Research conducted at the Inter-American Development Bank shows there could be an affordable way for governments to make you love gasoline price hikes.
While increasing the price of gasoline and other energy sources is an unpopular policy, it may be a necessary one:
- Higher gasoline prices reward the adoption of electric cars, which we will need to drive emissions down to zero and stabilize climate change.
- Higher electricity prices can also help incentivize the adoption of more energy efficient appliances and buildings by private business and households.
- More generally, carbon taxes can help fill the government’s coffers while sending the signal to private markets that they will be rewarded financially to reduce their carbon footprint.
Are you in yet? If not, let me continue explaining. Lessons learned from past successes and failures in increasing energy prices suggest that a few elements are important. One is that governments should acknowledge that there are downsides to energy price hikes and propose policies to compensate those who will be negatively affected. The real question here is: How can governments reconcile public acceptability and efficient price signals?
The recently-published study can help governments from Latin America and the Caribbean take steps so that energy price hikes don’t necessarily have negative social consequences. The study shows that one-quarter of the money governments make by raising energy prices is typically enough to compensate poor and vulnerable households for the impact of the reform on their budget. This average masks different national contexts and different usage patterns for different energy types, as shown in the table below.
A small fraction of energy revenues is enough to compensate a sizeable share of the population
The fraction of government proceeds from subsidy removal or energy taxation needed to compensate households in the bottom 40% of the income distribution, for 11 Latin American and Caribbean countries and 3 energy types. Source: Feng at al, (2018), Managing the distributional effects of energy taxes and subsidy removal in Latin America and the Caribbean.
These numbers consider both the direct impact of energy price hikes (how much the utilities and gasoline prices would go up) and the indirect impact (how much the price of other goods and other services would be affected by the prices hikes). We teamed with researchers from the University of Maryland to track, for instance, how much gasoline and diesel is used to transport consumption goods. We then assessed how increasing the price of gasoline would impact the price of those items – it turns out food and public transport are the most important ones for poor households. Similarly, electricity is used in most business, and gas is sometimes used to make electricity. We tracked that too.

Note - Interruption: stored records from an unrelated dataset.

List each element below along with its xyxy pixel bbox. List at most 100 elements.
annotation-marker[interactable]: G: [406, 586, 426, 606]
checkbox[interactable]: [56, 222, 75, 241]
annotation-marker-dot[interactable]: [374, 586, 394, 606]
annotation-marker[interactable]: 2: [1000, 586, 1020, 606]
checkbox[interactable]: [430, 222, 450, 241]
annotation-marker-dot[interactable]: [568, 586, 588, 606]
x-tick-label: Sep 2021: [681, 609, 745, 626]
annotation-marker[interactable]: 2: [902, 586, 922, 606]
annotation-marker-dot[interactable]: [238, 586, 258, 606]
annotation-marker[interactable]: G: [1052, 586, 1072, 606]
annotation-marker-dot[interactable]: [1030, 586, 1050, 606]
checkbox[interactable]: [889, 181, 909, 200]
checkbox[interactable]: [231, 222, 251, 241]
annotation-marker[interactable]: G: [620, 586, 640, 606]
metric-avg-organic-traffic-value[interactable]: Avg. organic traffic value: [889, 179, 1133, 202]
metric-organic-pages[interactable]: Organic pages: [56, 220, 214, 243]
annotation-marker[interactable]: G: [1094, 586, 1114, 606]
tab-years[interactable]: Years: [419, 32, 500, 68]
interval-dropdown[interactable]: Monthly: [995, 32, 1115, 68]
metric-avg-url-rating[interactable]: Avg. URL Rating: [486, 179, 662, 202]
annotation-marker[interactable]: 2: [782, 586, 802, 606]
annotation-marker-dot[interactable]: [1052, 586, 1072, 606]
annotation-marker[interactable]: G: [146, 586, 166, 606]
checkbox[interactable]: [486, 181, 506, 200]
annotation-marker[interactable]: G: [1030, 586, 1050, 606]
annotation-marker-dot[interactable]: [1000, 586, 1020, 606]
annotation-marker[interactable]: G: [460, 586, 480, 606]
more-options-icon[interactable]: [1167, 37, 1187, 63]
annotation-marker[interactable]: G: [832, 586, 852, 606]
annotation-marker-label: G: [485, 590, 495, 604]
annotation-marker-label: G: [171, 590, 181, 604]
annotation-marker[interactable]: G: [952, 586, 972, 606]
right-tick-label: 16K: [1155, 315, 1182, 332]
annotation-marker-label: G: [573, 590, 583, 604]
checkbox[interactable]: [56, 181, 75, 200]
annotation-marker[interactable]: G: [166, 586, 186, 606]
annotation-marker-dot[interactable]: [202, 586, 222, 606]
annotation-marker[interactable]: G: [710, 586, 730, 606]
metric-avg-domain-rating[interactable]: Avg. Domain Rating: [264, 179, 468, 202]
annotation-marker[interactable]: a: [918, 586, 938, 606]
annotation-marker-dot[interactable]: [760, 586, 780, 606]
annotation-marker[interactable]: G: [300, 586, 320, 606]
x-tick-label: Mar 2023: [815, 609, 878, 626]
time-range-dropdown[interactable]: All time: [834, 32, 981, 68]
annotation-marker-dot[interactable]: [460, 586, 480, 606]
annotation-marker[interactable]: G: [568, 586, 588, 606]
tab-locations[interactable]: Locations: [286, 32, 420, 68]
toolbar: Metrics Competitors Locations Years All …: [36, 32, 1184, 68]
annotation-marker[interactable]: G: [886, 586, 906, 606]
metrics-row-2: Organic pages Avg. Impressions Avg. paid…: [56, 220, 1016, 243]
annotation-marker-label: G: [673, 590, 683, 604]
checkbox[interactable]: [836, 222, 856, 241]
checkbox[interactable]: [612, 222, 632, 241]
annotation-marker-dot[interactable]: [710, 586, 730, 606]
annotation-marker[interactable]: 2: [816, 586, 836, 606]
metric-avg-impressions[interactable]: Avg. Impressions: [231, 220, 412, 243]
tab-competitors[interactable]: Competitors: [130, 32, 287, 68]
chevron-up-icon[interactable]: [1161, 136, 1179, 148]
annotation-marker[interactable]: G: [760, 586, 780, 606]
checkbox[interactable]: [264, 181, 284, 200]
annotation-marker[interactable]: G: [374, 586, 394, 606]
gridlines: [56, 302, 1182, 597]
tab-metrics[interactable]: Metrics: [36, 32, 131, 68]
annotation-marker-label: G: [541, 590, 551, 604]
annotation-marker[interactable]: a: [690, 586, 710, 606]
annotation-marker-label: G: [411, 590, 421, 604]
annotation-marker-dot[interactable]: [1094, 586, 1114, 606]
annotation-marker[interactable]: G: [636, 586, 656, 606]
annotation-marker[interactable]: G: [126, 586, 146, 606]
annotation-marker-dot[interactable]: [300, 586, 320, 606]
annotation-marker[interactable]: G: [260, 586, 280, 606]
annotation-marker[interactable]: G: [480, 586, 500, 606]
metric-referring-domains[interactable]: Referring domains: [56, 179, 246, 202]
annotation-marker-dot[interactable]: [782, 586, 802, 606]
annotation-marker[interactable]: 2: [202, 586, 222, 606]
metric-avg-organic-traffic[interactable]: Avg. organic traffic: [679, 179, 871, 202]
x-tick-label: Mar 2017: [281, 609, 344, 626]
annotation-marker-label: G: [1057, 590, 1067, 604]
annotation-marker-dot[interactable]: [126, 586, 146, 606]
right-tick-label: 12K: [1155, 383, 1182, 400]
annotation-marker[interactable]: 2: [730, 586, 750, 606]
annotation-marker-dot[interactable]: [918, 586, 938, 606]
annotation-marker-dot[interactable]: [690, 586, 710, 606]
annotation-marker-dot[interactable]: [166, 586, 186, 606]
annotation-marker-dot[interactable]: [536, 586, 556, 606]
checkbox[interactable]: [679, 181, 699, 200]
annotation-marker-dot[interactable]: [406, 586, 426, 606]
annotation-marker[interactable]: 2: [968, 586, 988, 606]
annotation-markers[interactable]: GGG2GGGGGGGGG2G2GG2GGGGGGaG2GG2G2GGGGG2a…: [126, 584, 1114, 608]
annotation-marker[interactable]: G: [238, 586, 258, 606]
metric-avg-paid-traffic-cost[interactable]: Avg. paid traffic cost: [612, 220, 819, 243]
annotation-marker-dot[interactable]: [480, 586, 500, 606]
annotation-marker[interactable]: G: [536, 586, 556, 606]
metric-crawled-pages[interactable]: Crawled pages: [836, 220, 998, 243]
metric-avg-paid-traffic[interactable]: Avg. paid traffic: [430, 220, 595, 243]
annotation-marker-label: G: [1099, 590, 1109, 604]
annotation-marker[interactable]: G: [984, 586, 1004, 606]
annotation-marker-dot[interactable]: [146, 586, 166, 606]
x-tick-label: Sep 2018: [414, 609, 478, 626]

The point is that governments can give back part of the proceeds from energy taxes or energy subsidy removal to vulnerable households. The final impact of a tax reform always depends on how the revenue is redistributed. Many options can be used, such as improving access to free healthcare or maintaining the cost of public transport low. One policy that has been used successfully in the Middle East and North Africa is the use of direct cash transfers to poor households. Similar solutions have been used in the region, including in Brazil and Dominican Republic. Expanding the coverage or the amounts delivered by the national cash transfer programs is a promising solution: most countries in LAC have one (from Bolsa Famila in Brazil to Prospera in Mexico), they are generally associated with good development outcomes (from reduced malnourishment to better participation in job markets), and can also help households cope with the consequences of climate change. A win-win.